I could tell you stories my friend, that would curl your toes.

I might start a story telling theme. Just pick a relative or some local hill billy and tell a tale or two.

Gale would be a good start. There are small nations that are not as heavily defended as his place.

Rick Ballard said...

Ex-dem,

Welcome aboard and congratulations.

A hug and a kiss for the little citizen who beat you by eight? months.

ex-democrat said...

thanks all. terrye: i already took care of that. rick: 5 1/2 in fact, but who's counting...zzzzzzz.... ;-)

ex-democrat said...

by the way, the comments to that post are also wortth the read. here's one that i didn't write, but could have:

"I have lived in the United States for ten years. Broadly speaking I have found America to be a dynamic mixture of idealism and pragmatism. If one individual here cannot open his mouth without mentioning God, there is another who firmly asserts his atheism; for every individual who aspires to muscular Jeffersonian ideals, there are others who will be fuzzy headed, scornful, or plain bored. However, whatever their feelings on the morality of the woefully inaccurately named "war on terror", almost every American I know is steadfast in his or her love for the country and veneration of its constitution. The ideal of liberty is woven into and inseparable from these.

I am not an American. I am of British stock, with an English grandfather, and a Scottish grandmother. My father, their son, was a pilot, and served with the RAF during the second world war.

These links make me a natural Anglophile, loving what Britain once stood for, including values such as courage and decency. I hate how years of socialism and effete leadership have degraded its sense of purpose, engendered self-loathing, promoted ignorance of its wonderful history, and fostered negative cynicism.

In the years since 1945 Britain’s ancient traditions of liberty and self-reliance have been steadily eroded. Her political independence is in bondage to that barren slattern, Europe. Having learned to hate so much of what Britain once stood for and which can still be found (with an American accent) in this country, some in Britain find it natural to scorn optimistic, brave, if often naive America. How else can they justify their negativity, their hollow impotence, their lack of morale? By hating and mocking and sneering, safe in their bigoted, intellectually idle, unjustifiable beliefs in their cultural and moral superiority.

There are, I know, still many British people today who understand this and rage at those who brought this situation about. Upon them rests a heavy responsibility.

America, as so many correspondents have noted, is firmly grounded on great British institutions - her laws, her 18th century Enlightenment philosophy, her democratic principles, her tolerance, her freedoms. They are not lost to Britain; we have them in trust for you when you wish to repatriate them.

It is true that Americans sometimes appear naive. That's better than cynical. Yes, they have a lamentable grasp of world history. But they learn fast. Yes, they are sentimental to the point of nausea at times, but they are also open-hearted. We see it in their great generosity. And yes, they can blunder. But they know it, fiercely debate it when it happens, and they will, perhaps clumsily at first, try to fix it.

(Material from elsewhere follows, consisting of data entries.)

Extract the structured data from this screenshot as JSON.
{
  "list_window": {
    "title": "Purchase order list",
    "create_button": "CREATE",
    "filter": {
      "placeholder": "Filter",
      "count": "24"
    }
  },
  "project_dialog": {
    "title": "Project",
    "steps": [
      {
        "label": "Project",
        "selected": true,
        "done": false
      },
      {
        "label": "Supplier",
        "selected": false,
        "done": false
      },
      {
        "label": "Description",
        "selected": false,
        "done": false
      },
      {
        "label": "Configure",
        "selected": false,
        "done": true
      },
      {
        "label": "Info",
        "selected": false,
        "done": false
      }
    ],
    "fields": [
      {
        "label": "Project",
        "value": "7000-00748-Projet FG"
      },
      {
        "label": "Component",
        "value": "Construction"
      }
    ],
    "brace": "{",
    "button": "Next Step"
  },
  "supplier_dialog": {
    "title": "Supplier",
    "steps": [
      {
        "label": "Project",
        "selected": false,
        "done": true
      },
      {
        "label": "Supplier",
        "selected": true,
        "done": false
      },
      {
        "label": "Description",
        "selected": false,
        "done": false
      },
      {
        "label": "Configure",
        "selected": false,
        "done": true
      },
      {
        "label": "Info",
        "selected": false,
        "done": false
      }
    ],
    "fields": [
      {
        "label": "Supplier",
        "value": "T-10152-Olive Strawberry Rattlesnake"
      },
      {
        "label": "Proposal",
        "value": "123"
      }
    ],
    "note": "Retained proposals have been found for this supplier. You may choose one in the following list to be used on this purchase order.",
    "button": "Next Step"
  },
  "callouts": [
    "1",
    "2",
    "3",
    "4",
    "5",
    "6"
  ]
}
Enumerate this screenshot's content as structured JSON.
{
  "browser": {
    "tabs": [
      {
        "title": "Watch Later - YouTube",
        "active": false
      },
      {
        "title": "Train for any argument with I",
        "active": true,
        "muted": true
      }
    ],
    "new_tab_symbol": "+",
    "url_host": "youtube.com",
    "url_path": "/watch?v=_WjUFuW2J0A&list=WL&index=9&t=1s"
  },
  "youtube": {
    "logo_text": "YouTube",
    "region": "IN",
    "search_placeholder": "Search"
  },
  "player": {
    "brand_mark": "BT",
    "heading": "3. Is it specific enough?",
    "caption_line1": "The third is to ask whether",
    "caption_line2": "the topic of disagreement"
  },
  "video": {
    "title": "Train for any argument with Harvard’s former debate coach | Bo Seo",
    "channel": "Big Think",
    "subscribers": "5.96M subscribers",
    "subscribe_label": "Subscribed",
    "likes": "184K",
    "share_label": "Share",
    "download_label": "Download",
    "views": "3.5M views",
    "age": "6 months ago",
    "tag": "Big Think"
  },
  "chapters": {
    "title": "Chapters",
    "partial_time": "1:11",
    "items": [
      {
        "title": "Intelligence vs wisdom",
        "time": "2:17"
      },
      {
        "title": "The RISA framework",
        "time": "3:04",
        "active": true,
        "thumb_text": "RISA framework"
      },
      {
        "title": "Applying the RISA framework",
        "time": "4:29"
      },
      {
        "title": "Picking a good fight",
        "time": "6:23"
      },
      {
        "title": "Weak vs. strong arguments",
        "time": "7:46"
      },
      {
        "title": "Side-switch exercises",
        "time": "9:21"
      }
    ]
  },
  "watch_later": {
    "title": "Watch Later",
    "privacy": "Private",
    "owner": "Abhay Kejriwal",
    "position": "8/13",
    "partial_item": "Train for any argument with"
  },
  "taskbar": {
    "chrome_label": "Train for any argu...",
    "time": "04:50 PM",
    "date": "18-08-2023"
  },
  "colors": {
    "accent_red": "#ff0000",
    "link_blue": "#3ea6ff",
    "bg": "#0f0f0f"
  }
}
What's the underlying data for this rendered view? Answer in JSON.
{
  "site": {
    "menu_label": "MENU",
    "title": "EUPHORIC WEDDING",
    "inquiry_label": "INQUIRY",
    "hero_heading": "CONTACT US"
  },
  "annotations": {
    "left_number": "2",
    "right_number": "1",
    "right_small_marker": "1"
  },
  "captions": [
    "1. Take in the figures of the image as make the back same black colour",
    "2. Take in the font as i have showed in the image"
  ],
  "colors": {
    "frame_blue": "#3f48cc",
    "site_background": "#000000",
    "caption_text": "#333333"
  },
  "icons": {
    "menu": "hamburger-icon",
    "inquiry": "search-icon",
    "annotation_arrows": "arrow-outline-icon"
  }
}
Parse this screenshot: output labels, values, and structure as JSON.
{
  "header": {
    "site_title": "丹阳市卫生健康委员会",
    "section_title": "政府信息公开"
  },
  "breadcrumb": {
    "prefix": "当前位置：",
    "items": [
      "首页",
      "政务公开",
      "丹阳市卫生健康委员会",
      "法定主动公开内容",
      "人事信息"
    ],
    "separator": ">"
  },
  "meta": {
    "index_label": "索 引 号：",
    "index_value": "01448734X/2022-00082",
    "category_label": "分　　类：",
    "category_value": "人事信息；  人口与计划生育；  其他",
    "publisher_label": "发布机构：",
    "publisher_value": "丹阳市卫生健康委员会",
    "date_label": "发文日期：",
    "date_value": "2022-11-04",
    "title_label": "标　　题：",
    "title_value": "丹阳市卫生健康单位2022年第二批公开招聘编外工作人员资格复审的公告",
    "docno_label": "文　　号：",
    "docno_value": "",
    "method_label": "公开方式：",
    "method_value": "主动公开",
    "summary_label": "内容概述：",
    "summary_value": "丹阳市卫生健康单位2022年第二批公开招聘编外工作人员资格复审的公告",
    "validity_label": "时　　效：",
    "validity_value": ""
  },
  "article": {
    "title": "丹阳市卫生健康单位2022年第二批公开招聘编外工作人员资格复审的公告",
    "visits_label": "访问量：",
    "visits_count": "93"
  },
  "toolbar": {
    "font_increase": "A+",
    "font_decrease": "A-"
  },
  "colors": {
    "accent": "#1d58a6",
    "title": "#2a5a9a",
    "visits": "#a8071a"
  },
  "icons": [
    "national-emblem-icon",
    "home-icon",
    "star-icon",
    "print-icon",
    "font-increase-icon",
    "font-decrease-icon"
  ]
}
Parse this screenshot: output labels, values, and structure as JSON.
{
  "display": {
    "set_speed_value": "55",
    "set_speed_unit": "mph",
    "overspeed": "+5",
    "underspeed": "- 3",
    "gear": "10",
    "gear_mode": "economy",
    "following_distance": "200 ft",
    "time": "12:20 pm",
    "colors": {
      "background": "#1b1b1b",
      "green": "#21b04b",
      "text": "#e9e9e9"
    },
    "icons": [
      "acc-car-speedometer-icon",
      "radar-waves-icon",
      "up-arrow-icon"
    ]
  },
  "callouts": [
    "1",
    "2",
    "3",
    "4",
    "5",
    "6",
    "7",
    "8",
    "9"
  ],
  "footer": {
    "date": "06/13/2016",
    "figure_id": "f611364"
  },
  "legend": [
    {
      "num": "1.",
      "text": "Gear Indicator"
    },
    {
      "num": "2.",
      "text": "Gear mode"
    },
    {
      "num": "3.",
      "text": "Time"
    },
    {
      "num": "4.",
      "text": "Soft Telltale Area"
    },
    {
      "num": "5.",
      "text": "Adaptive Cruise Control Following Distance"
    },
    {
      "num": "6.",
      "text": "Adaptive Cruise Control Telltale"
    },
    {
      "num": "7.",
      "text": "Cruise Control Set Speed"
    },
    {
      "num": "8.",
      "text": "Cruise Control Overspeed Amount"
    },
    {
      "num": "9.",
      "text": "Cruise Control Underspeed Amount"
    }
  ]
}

As the world swirls, seeming inexorably, towards a new conflict with an ancient medieval barbarism, you had better pray that America stands fast. Should she fail, the world you like living in will certainly enter a new dark age of primitive religious fanaticism and all its accompanying misery. Imperfect as it is, an optimistic, brave, resolute America still is the best hope for European – and British - civilization.

Posted by David Allen on August 11, 2006 3:25 PM"

MeaninglessHotAir said...

Welcome to the team, ex-dem! Excellent to have you.

Syl said...

Welcome and congrats, ex-democrat!! And thank you for posting that comment.